3. Slavery wasn’t genocidal. Dead slaves brought no profit, Medved says. Of course, about a third of the people captured in Africa to be sold into slavery died in the ship voyage to America, but Medved says the slavers didn’t intend the slaves to die, so it doesn’t count. “And as with their horses and cows, slave owners took pride and care in breeding as many new slaves as possible,” Medved writes. No, really, he actually wrote that. I am not making this up.

4. It is not true that the United States became wealthy through slave labor, Medved says. Many “free soil” states were more prosperous overall than the slave states. That may be true, or not, but those cotton plantations were cash cows for the plantation owners. In 1855 raw cotton amounted to one-half of all U.S. exports, valuing $100 million annually in 1855 dollars. (Source: Encyclopedia of American Facts & Dates [Harper & Row, 1987] p. 255.) There was huge income disparity in the slave states; the plantation-owning elite hoarded the wealth.

5. The United States deserves special credit for abolition. Huh?

6. “There is no reason to believe today’s African-Americans would be better off if their ancestors had remained in Africa. ” Actual quote. Who says conservatives are insensitive? Well, me, for one.
Medved once wrote a book about movie flops. Sounds like he needs to write a book about himself.

3 comments:

Ron said...

Sad. What on earth makes Michael Medved offer such excuses at this point in history.

BLBeamer said...

Medved figures that only about 5 percent of today’s Americans are the descendants of slave owners. That may or may not be true, but I’m not sure why it’s relevant to anything.

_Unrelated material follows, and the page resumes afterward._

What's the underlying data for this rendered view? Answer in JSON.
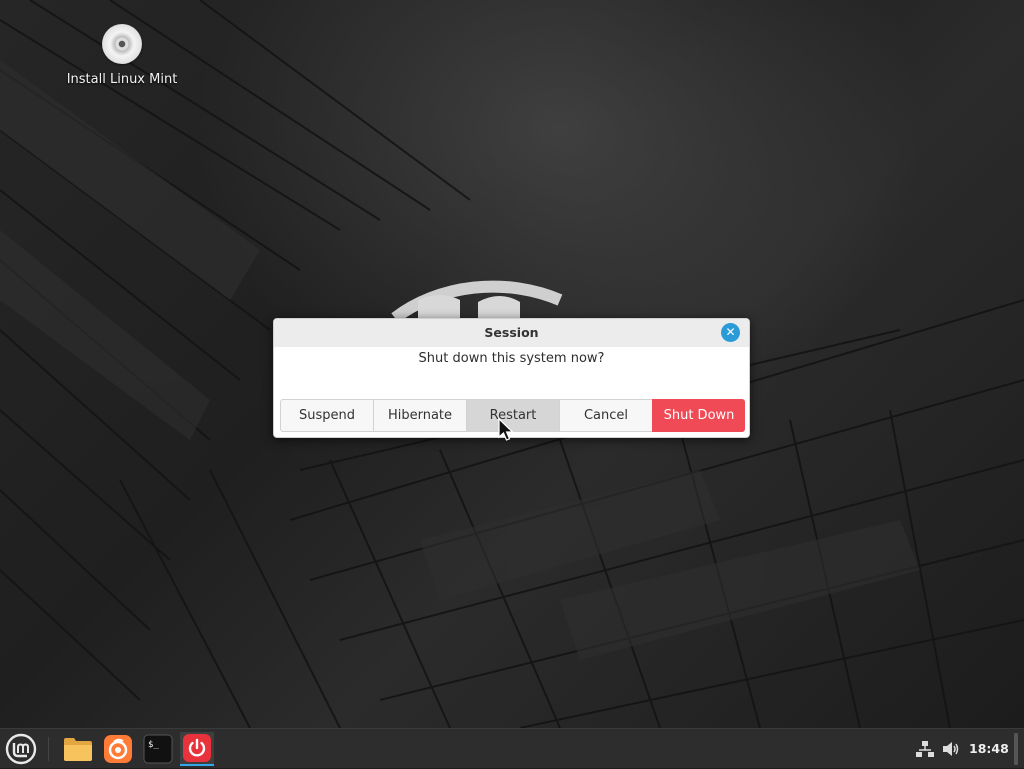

I'm not defending Medved's piece but can tell you why this is relevant, at least in the US. There is a movement in the US for "reparations" the advocates for which believe those harmed by slavery (viz., the descendants of slaves) should receive compensation from those who benefited from slavery (viz, everybody else).

This is actually taken seriously in some quarters. They see nothing absurd about Oprah Winfrey receiving money from some poor white family nor do they see any injustice in situations such as my family (one side of which shed blood in the Union Army fighting to eradicate slavery; the other side didn't even immigate to the US until 1920) forking over money as payment for my race guilt.

BLBeamer said...

UPDATE: the US Supreme Court this week refused to hear a case on slavery reparations.